Evolution of the complex transcription network controlling biofilm formation in Candida species

We examine how a complex transcription network composed of seven “master” regulators and hundreds of target genes evolved over a span of approximately 70 million years. The network controls biofilm formation in several Candida species, a group of fungi that are present in humans both as constituents of the microbiota and as opportunistic pathogens. The ability to form biofilms is crucial for microbial colonization of different host niches, particularly when an implanted medical device is present. We examined and compared the network underlying biofilm formation across four Candida species (C. albicans, C. dubliniensis, C. tropicalis, and C. parapsilosis), all of which form biofilms composed of multiple cell types.
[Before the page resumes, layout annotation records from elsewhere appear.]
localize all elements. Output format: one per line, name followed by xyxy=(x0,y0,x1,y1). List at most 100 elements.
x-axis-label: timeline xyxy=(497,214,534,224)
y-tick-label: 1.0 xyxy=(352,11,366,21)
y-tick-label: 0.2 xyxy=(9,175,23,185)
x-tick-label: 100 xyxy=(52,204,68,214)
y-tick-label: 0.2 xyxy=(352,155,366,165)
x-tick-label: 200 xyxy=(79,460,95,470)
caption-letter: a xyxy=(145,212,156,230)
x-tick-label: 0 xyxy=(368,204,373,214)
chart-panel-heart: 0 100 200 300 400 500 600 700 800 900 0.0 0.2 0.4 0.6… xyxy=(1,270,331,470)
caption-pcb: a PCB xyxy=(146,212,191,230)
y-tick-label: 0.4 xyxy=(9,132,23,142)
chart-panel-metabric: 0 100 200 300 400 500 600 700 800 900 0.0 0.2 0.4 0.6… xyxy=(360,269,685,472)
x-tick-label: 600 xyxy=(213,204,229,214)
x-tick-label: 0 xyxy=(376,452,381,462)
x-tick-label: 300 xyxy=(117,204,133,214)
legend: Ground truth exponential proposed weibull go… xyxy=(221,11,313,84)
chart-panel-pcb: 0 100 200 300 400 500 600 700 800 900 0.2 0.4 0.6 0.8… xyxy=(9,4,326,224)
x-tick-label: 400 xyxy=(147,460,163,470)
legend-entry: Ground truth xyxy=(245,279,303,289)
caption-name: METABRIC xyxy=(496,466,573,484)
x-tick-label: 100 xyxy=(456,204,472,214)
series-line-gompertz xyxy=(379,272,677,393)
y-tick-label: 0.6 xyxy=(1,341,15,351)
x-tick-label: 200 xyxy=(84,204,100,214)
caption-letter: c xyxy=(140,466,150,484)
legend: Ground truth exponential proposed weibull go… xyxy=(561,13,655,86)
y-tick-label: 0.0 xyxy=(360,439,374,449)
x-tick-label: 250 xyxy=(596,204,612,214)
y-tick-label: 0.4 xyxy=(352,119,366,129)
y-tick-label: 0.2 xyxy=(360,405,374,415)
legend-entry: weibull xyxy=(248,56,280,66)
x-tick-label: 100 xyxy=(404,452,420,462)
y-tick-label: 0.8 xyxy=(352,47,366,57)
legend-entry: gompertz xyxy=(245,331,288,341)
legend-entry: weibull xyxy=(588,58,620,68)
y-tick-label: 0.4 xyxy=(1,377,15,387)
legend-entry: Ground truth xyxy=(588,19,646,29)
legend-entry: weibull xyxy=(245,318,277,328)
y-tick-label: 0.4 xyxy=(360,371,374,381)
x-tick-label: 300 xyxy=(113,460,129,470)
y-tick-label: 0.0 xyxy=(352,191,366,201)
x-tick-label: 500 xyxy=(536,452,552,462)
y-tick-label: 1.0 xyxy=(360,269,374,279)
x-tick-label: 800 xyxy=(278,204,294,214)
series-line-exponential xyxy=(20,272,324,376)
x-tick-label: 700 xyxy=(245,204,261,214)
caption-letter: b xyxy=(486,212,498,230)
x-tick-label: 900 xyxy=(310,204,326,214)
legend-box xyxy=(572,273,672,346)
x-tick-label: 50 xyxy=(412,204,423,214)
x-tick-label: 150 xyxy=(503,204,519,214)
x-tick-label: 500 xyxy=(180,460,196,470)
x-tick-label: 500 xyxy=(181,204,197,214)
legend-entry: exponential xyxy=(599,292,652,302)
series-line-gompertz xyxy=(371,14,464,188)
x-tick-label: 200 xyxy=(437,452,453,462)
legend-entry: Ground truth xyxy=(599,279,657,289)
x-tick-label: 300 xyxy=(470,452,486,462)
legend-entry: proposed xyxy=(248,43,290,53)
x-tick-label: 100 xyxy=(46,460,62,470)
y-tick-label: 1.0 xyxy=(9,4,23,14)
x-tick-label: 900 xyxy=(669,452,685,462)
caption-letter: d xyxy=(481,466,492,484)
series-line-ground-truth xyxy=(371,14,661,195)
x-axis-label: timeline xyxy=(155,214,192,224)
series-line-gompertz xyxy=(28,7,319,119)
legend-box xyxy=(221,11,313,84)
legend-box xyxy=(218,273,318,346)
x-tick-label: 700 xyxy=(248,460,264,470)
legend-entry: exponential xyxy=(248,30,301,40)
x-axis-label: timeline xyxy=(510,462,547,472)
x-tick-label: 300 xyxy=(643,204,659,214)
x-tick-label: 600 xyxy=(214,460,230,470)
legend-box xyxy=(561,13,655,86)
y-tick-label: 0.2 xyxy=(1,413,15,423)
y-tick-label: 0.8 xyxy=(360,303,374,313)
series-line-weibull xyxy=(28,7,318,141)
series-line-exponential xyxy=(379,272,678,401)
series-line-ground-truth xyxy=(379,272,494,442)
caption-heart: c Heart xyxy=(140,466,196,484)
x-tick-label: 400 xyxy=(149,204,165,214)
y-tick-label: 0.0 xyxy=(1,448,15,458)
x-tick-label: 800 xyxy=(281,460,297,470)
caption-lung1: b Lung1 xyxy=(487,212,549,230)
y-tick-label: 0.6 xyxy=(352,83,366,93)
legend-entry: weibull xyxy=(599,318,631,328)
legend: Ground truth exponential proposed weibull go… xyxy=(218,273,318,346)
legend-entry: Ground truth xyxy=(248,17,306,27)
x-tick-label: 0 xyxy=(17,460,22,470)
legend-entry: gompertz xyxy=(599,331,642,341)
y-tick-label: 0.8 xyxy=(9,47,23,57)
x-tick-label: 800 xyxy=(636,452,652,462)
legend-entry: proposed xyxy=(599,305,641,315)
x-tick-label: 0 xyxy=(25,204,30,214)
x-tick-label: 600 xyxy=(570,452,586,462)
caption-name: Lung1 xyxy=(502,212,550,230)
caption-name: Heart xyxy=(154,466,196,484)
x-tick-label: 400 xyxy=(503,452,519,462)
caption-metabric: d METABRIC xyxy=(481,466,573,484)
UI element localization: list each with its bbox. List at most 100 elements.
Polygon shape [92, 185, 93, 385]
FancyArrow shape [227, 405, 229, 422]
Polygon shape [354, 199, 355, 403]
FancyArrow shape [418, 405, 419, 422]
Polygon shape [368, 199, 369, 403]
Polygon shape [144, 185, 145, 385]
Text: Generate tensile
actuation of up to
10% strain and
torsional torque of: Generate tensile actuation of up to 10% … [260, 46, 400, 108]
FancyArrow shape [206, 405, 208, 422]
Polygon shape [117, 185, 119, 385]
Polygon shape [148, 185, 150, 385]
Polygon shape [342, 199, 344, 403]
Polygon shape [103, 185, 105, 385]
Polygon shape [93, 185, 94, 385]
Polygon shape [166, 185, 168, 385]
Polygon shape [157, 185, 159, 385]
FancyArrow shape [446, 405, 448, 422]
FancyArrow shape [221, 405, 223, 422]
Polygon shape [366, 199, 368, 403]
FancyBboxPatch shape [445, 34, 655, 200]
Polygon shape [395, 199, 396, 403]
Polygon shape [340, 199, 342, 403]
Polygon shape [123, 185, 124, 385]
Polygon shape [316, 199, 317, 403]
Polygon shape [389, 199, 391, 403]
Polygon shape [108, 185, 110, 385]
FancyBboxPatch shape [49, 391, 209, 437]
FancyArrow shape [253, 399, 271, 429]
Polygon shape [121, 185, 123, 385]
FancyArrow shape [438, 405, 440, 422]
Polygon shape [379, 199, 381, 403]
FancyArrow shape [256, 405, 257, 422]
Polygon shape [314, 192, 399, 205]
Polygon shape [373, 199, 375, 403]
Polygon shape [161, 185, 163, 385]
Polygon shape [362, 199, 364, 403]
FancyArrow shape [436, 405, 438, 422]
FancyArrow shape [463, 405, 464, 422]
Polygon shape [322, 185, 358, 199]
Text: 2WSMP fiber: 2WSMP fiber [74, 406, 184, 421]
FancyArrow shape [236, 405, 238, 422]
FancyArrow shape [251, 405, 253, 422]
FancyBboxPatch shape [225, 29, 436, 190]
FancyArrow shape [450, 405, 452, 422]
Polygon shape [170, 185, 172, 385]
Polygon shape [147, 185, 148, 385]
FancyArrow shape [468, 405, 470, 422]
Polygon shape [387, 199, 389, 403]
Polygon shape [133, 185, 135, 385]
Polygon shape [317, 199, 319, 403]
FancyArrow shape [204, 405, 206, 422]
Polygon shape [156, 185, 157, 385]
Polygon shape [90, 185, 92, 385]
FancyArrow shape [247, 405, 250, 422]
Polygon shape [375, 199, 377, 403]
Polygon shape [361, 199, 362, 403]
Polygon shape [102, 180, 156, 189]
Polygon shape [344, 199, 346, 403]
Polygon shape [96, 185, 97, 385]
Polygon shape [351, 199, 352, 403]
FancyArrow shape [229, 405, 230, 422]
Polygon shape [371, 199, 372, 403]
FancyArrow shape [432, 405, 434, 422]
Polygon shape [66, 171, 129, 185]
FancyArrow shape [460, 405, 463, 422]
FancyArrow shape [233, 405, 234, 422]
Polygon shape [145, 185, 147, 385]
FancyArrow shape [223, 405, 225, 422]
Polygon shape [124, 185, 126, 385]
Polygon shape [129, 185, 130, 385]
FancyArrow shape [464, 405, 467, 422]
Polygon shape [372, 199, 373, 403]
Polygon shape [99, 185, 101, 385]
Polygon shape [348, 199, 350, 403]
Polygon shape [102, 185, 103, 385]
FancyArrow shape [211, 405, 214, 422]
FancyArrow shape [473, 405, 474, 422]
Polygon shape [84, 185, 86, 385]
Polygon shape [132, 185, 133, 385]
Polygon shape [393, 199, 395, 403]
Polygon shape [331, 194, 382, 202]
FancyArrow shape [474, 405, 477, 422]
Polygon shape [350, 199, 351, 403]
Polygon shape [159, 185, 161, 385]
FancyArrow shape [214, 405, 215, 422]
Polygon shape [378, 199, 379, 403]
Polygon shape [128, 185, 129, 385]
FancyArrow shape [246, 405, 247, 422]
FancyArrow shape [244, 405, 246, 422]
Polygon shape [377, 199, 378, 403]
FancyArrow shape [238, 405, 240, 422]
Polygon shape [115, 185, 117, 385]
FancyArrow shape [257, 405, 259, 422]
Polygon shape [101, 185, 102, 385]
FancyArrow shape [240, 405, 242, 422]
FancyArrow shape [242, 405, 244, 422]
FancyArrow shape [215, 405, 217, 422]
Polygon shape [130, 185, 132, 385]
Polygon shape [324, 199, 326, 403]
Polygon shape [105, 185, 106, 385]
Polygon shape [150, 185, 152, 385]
To describe the salient features of the network across different species, we employed four approaches: (1) we phenotypically characterized the biofilms formed by these species using a variety of methods; (2) we knocked out — one by one — the master regulators identified in C. albicans in the four species and monitored their effect on biofilm formation; (3) we identified the target genes of 18 master regulator orthologs across the four species by performing ChIP-seq experiments; and (4) we carried out transcriptional profiling across each species during biofilm formation. Additional network information was obtained by analyzing an interspecies hybrid formed between the two most closely related species, C. albicans and C. dubliniensis. We observed two major types of changes that have occurred in the biofilm circuit since the four species last shared a common ancestor. Master regulator “substitutions” occurred over relatively long evolutionary times, resulting in different species having overlapping, but different sets of master regulators of biofilm formation. Second, massive changes in the connections between the master regulators and their target genes occurred over much shorter timescales. Both types of change are crucial to account for the structures of the biofilm networks in extant species. We believe this analysis is the first detailed, empirical description of how a complex transcription network has evolved.